Com homem-bomba não tem falha. Somos treinados para não machucarmos nenhum civil sem ele atirar primeiro. Pelo que conheço o local, imagino que devia estar cheio de gente, vestindo roupas bem largas. Os homens-bomba devem ter se explodido a poucos metros dos fuzileiros navais. Não tem como você atacar extremista suicida. É um dos ataques mais covardes, porque não existe defesa.”

Ex-fuzileiro naval, 38 anos, catarinense naturalizado norte-americano, mora há 19 anos nos EUA

» Ele estava lá...

“Perto do Portão Abbey, a entrada leste do aeroporto, vi nove ou dez corpos, além de muitos feridos correndo, em fuga. Foi uma tragédia, que nos deixa ainda mais sem esperança. Não sabemos o que faremos. Ninguém se responsabilizará pelo nosso povo, depois da retirada dos norte-americanos do país. Acho que o Talibã e o Estado Islâmico-Khorasan (ISIS-K) são grupos parecidos. A diferença é que o ISIS-K não estava presente no Afeganistão. Os atentados de hoje (ontem) podem fortalecer o Talibã e a rede Al-Qaeda, ambos admirados pela etnia pashtun.”

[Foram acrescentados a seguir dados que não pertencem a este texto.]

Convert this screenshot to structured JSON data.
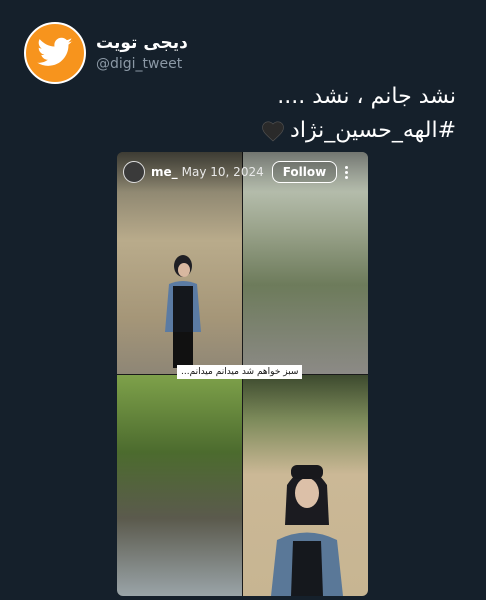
{
  "account": {
    "display_name": "دیجی تویت",
    "handle": "@digi_tweet"
  },
  "tweet": {
    "line1": "نشد جانم ، نشد ....",
    "line2": "#الهه_حسین_نژاد"
  },
  "story": {
    "username": "me_",
    "date": "May 10, 2024",
    "follow_label": "Follow",
    "caption": "سبز خواهم شد میدانم میدانم..."
  },
  "colors": {
    "background": "#15202b",
    "avatar_orange": "#f7941d",
    "handle_gray": "#8b98a5"
  },
  "icons": {
    "avatar": "bird-icon",
    "heart": "black-heart-icon",
    "more": "more-vertical-icon"
  }
}
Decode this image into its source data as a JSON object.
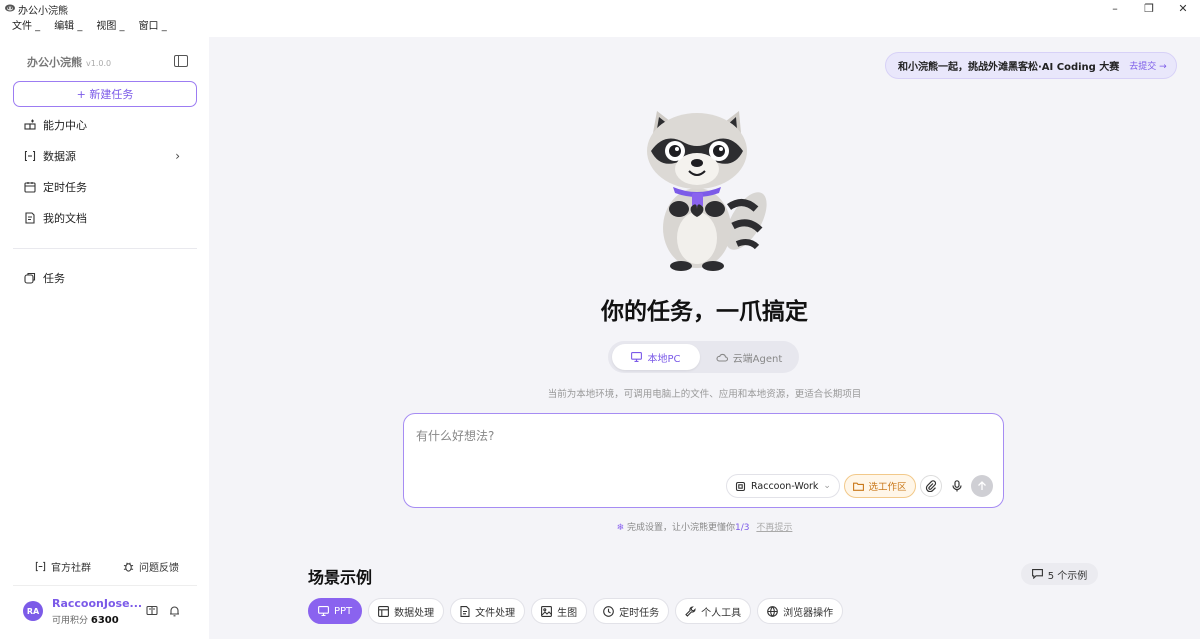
{
  "window": {
    "title": "办公小浣熊",
    "min": "–",
    "restore": "❐",
    "close": "✕"
  },
  "menu": [
    "文件 _",
    "编辑 _",
    "视图 _",
    "窗口 _"
  ],
  "sidebar": {
    "app_name": "办公小浣熊",
    "version": "v1.0.0",
    "new_task": "+ 新建任务",
    "nav": [
      {
        "label": "能力中心",
        "icon": "grid-plus-icon"
      },
      {
        "label": "数据源",
        "icon": "database-icon"
      },
      {
        "label": "定时任务",
        "icon": "calendar-icon"
      },
      {
        "label": "我的文档",
        "icon": "document-icon"
      }
    ],
    "tasks_label": "任务",
    "community": "官方社群",
    "feedback": "问题反馈",
    "user": {
      "initials": "RA",
      "name": "RaccoonJose...",
      "credits_label": "可用积分",
      "credits": "6300"
    }
  },
  "main": {
    "promo_text": "和小浣熊一起，挑战外滩黑客松·AI Coding 大赛",
    "promo_cta": "去提交 →",
    "hero_title": "你的任务，一爪搞定",
    "mode_local": "本地PC",
    "mode_cloud": "云端Agent",
    "env_hint": "当前为本地环境，可调用电脑上的文件、应用和本地资源，更适合长期项目",
    "input_placeholder": "有什么好想法?",
    "model": "Raccoon-Work",
    "workspace": "选工作区",
    "setup_hint": "完成设置，让小浣熊更懂你",
    "setup_progress": "1/3",
    "setup_dismiss": "不再提示",
    "scenes_title": "场景示例",
    "scenes_count": "5 个示例",
    "chips": [
      "PPT",
      "数据处理",
      "文件处理",
      "生图",
      "定时任务",
      "个人工具",
      "浏览器操作"
    ]
  },
  "colors": {
    "accent": "#7b5ae8",
    "accent_chip": "#8a63ef",
    "workspace": "#c9781a",
    "main_bg": "#f4f4f8"
  }
}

Sayed Ibrahim Sadat, médico, 36 anos, morador de Cabul


» Palavra de especialista

Risco de guerra civil

Dave DesRoches

“Eu sempre tenho afirmado que o resultado mais provável da retirada dos EUA do Afeganistão é uma guerra civil com linhas religiosas (Talibã contra outros) e étnica (os pashtuns, grupo do qual os talibãs fazem parte, contra outras tribus). Fiquei surpreso com a rapidez com que o governo afegão entrou em colapso. Achei que haveria uma longa guerra civil, com o Talibã no controle do sul do país, e o governo de Ashraf Ghani dominando o norte e Cabul. É óbvio que minha previsão foi incorreta.

No entanto, remanescentes do governo, em sua maioria tadjiques, se concentram em sua fortaleza histórica do Vale do Panjshir. Com o passar do tempo, a incompetência administrativa do governo talibã chegará ao topo, e a população começará a se rebelar contra o Talibã. Assim que isso ocorrer, espero que as várias áreas não pashtuns do Afeganistão se voltem rapidamente contra o Talibã e deem início a uma longa guerra civil.”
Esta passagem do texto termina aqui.